Già in veste di capitale del napoleonico Regno d’Italia (1805-1814), Milano era stata fervente laboratorio di progetti e riflessioni per il futuro della nazione. Le Cinque Giornate (18-22 marzo 1848) ripropongono a un livello più alto la medesima spinta patriottica che unisce ora la nobiltà illuminata, la borghesia e i ceti popolari, senza escludere le donne, e porta la questione italiana sulla ribalta internazionale.

Il 22 marzo del ’48 si instaura un governo provvisorio guidato da Gabrio Casati, che resta in carica solo fino ad agosto; nel frattempo, Milano vota l’annessione al Regno del Piemonte, mentre questo dichiara guerra all’Austria. Carlo Alberto di Savoia viene però sconfitto e Milano e la Lombardia tornano agli austriaci.

Intanto l’illuminazione a gas aveva portato lampioni in un centinaio di vie (1845) e la città cominciava a collegarsi con i suoi dintorni (nel 1846 viene aperto il primo tratto fino a Treviglio della linea ferroviaria Milano-Venezia).

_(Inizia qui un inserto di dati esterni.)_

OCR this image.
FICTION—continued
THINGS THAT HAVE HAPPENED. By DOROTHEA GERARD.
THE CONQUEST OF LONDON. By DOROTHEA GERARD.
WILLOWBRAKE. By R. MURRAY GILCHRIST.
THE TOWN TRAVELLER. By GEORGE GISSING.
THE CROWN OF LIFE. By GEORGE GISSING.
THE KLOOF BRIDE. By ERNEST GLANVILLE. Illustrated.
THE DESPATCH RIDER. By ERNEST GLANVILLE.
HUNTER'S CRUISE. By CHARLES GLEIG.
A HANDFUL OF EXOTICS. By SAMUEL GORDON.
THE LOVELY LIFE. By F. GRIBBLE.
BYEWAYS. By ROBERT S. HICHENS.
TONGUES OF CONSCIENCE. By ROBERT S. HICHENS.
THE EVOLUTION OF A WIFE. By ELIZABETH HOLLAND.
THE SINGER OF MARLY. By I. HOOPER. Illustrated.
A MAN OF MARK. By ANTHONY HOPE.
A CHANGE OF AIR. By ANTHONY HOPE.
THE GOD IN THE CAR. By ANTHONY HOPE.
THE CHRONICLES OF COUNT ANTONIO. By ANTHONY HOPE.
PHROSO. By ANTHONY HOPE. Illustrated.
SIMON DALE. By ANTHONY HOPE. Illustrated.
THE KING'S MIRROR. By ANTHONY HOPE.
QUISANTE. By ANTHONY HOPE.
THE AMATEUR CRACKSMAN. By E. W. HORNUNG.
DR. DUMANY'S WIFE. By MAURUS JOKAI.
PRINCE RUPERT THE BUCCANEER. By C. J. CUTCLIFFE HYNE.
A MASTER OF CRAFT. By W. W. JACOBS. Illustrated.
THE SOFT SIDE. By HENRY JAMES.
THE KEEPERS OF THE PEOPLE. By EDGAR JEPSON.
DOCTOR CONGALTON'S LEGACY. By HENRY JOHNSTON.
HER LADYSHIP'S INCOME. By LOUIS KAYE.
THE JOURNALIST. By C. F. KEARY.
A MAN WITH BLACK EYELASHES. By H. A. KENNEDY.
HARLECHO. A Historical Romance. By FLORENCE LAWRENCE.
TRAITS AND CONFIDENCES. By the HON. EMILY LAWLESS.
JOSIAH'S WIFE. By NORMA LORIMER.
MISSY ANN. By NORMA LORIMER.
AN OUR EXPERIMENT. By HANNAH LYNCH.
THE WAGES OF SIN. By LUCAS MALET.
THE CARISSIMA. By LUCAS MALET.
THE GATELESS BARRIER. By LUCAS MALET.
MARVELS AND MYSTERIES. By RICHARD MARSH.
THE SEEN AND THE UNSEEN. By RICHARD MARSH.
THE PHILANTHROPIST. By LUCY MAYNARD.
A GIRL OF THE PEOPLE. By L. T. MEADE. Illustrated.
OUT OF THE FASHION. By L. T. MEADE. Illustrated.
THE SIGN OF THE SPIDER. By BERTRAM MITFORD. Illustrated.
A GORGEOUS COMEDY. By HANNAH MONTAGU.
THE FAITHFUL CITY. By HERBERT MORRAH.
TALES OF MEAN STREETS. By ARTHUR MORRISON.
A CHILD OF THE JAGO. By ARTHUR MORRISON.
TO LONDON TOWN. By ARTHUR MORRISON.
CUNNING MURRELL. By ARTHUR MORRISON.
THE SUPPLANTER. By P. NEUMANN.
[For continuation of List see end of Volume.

Si fa largo intanto una nuova figura di intellettuale che, cercando una legittimazione autonoma al proprio ruolo, si allontana sempre più dalle corti e si ritaglia uno spazio proprio nella sfera pubblica. A Milano, in particolare, mentre si svolgono i primi dibattiti sulla protezione del diritto d’autore, il mondo delle lettere e delle arti contribuisce fortemente alla creazione di quella coscienza civile che, in pochi decenni, alimenta il processo di unificazione politica e di costruzione dell’identità nazionale. Le élite intellettuali lombarde esprimono il loro impegno secondo una pratica di collaborazione concreta in molteplici direzioni, dall’educazione letteraria a quella politica, dall’incoraggiamento delle arti e dei mestieri alla statistica, alla filantropia.